Pathogenesis-related (PR) proteins are expressed usually in response to the pathogenic attack but are also said to be formed in response to cold and other abiotic stresses. Among PR proteins PR-14 (lipid transfer protein), PR-11 (chitinases), PR-10 (bet v-1 homologs), PR-8, PR-5 (thaumatin-like protein), PR3 and PR-2 (b-1,3-glucanase) proteins are expressed in response to low-temperature stress (Liu et al. 2003). PR-2, PR-5, and PR-11 proteins present in apoplastic space have antifreeze activity, which means that they have the ability to prevent recrystallization of both inter and intracellular nucleation (Griffith and Yaish 2004; Renaut et al. 2006). SAR (systemic acquired resistance) is activated by SA, which leads to the expression of PR proteins. NPR1 (NONEXPRESSOR OF PATHOGENESIS-RELATED GENES1) have been shown to play the role of SA receptor (Wu et al. 2012) which interact with the basic leucine zipper transcription factors such as TGACG-BINDING FACTOR5 (TGA5), TGA6 and TGA2 for SA induced PR expression and resistance against pathogens (Zhang et al. 2006). Depending upon duration and severity of cold stress and application of SA, the expression and activity of several other proteins and enzymes are upregulated which includes enzymatic and non-enzymatic antioxidants, enzymes related to photosynthesis such as ribulose 1,5 bisphosphate (RUBISCO), phosphoenolpyruvate carboxylase (PEPC), photo-respiratory enzymes glycolate oxidase (GO) and catalase CAT) (Yordanova and Popova 2007).

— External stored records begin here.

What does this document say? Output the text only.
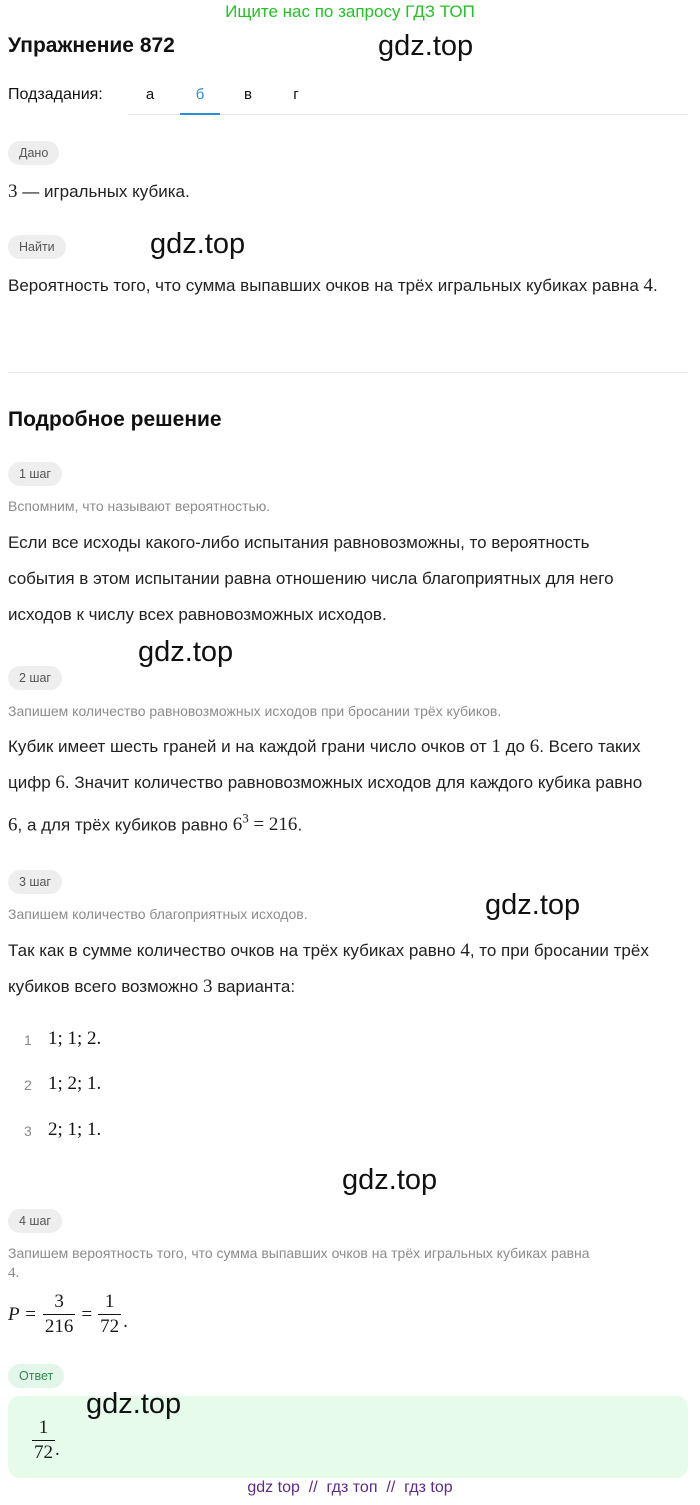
Ищите нас по запросу ГДЗ ТОП
Упражнение 872	gdz.top
Подзадания:	а	б	в	г
Дано
3 — игральных кубика.
Найти	gdz.top
Вероятность того, что сумма выпавших очков на трёх игральных кубиках равна 4.
Подробное решение
1 шаг
Вспомним, что называют вероятностью.
Если все исходы какого-либо испытания равновозможны, то вероятность события в этом испытании равна отношению числа благоприятных для него исходов к числу всех равновозможных исходов.
gdz.top
2 шаг
Запишем количество равновозможных исходов при бросании трёх кубиков.
Кубик имеет шесть граней и на каждой грани число очков от 1 до 6. Всего таких цифр 6. Значит количество равновозможных исходов для каждого кубика равно 6, а для трёх кубиков равно $6^3 = 216$.
3 шаг
Запишем количество благоприятных исходов.	gdz.top
Так как в сумме количество очков на трёх кубиках равно 4, то при бросании трёх кубиков всего возможно 3 варианта:
1 1; 1; 2.
2 1; 2; 1.
3 2; 1; 1.
gdz.top
4 шаг
Запишем вероятность того, что сумма выпавших очков на трёх игральных кубиках равна
4.
$P = \frac{3}{216} = \frac{1}{72}$ .
Ответ
gdz.top
$\frac{1}{72}$ .
gdz top  //  гдз топ  //  гдз top
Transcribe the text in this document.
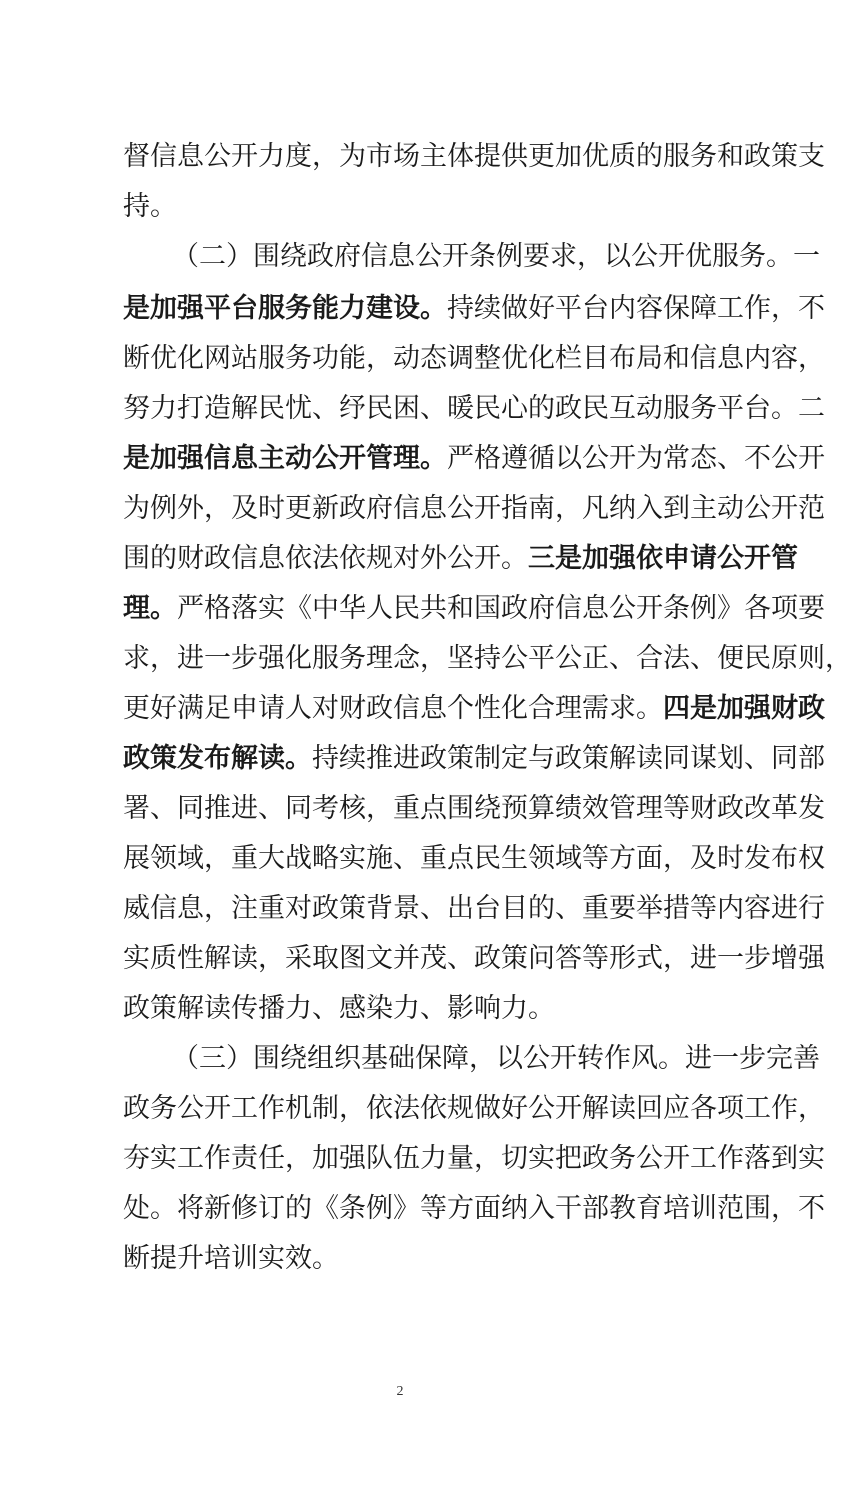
督信息公开力度，为市场主体提供更加优质的服务和政策支
持。
（二）围绕政府信息公开条例要求，以公开优服务。一
是加强平台服务能力建设。持续做好平台内容保障工作，不
断优化网站服务功能，动态调整优化栏目布局和信息内容，
努力打造解民忧、纾民困、暖民心的政民互动服务平台。二
是加强信息主动公开管理。严格遵循以公开为常态、不公开
为例外，及时更新政府信息公开指南，凡纳入到主动公开范
围的财政信息依法依规对外公开。三是加强依申请公开管
理。严格落实《中华人民共和国政府信息公开条例》各项要
求，进一步强化服务理念，坚持公平公正、合法、便民原则，
更好满足申请人对财政信息个性化合理需求。四是加强财政
政策发布解读。持续推进政策制定与政策解读同谋划、同部
署、同推进、同考核，重点围绕预算绩效管理等财政改革发
展领域，重大战略实施、重点民生领域等方面，及时发布权
威信息，注重对政策背景、出台目的、重要举措等内容进行
实质性解读，采取图文并茂、政策问答等形式，进一步增强
政策解读传播力、感染力、影响力。
（三）围绕组织基础保障，以公开转作风。进一步完善
政务公开工作机制，依法依规做好公开解读回应各项工作，
夯实工作责任，加强队伍力量，切实把政务公开工作落到实
处。将新修订的《条例》等方面纳入干部教育培训范围，不
断提升培训实效。
2
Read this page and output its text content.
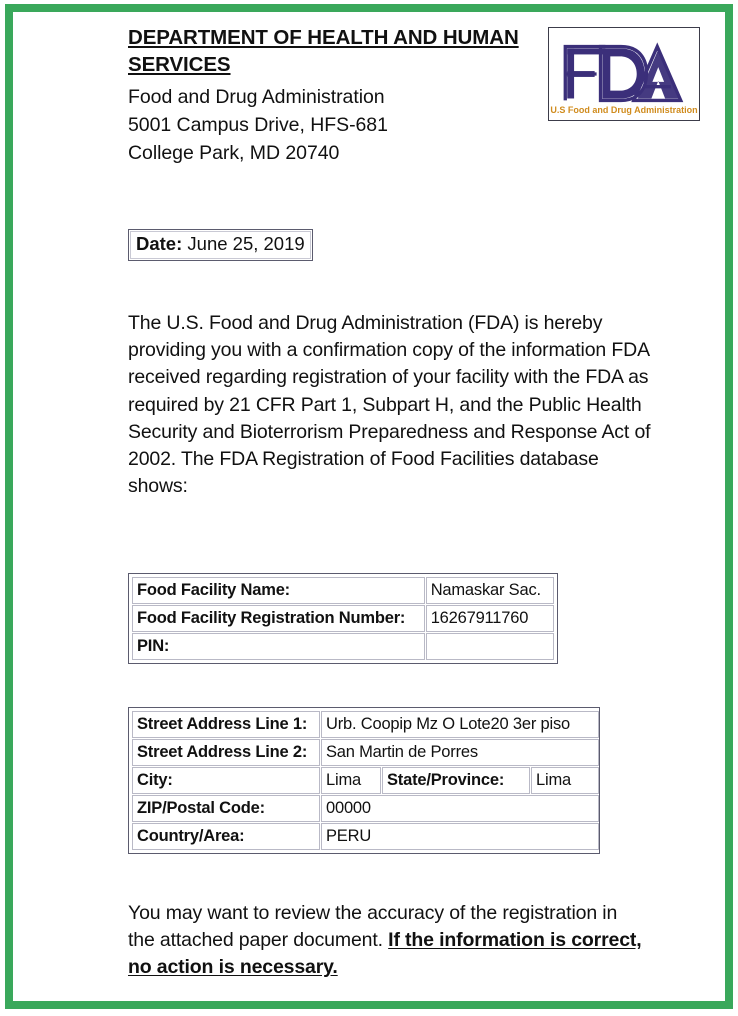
DEPARTMENT OF HEALTH AND HUMAN SERVICES
Food and Drug Administration
5001 Campus Drive, HFS-681
College Park, MD 20740
U.S Food and Drug Administration
Date: June 25, 2019
The U.S. Food and Drug Administration (FDA) is hereby providing you with a confirmation copy of the information FDA received regarding registration of your facility with the FDA as required by 21 CFR Part 1, Subpart H, and the Public Health Security and Bioterrorism Preparedness and Response Act of 2002. The FDA Registration of Food Facilities database shows:
Food Facility Name:	Namaskar Sac.
Food Facility Registration Number:	16267911760
PIN:	
Street Address Line 1:	Urb. Coopip Mz O Lote20 3er piso		
Street Address Line 2:	San Martin de Porres		
City:	Lima	State/Province:	Lima
ZIP/Postal Code:	00000		
Country/Area:	PERU		
You may want to review the accuracy of the registration in the attached paper document. If the information is correct, no action is necessary.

Conclusion and Future Prospects

Low-temperature stress affects various morphological, cytological, physiological, and biochemical attributes in plants. Modulation caused by low-temperature stress at these levels of attributes negatively affects the growth and development of plants. SA, a multidimensional and a potent PGR, plays an essential role in the growth and development of plants during abiotic stress. SA regulates growth and productivity in a dose-dependent manner, where low concentration proved to be beneficial in enhancing photosynthesis and other characteristics of a plant, whereas higher concentration causes an increment in the stress level of plants. SA acts as a remedy in mitigation and regulation of growth and productivity in cold stress by transducing signals through several components of signal transduction pathways. Major components include Ca, ROS, ABA, NO, MAPKs, cGMP, and phospholipid cascades. This SA mediated signal in cold stressed plant leads to the activation of various transcription factors that causes the expression of genes essential for plant survival in low-temperature stress. The genes induced to express in cold stressed plant by SA mediated signaling involves enhancement in activity of antioxidants, more accumulation of compatible solutes and various other cold-responsive proteins like AFPs, HSPs, LEA, and dehydrins, PR proteins and various other proteins that regulate growth and development. There are many questions unanswered about the molecular and cellular mechanisms of SA transport system, SA signaling pathways under cold stress involving SA receptors, mediators, and targets. In addition to this, cross-talk of SA with other phytohormones needs to be investigated so as to obtain a clear picture of the response of a plant to various abiotic stresses.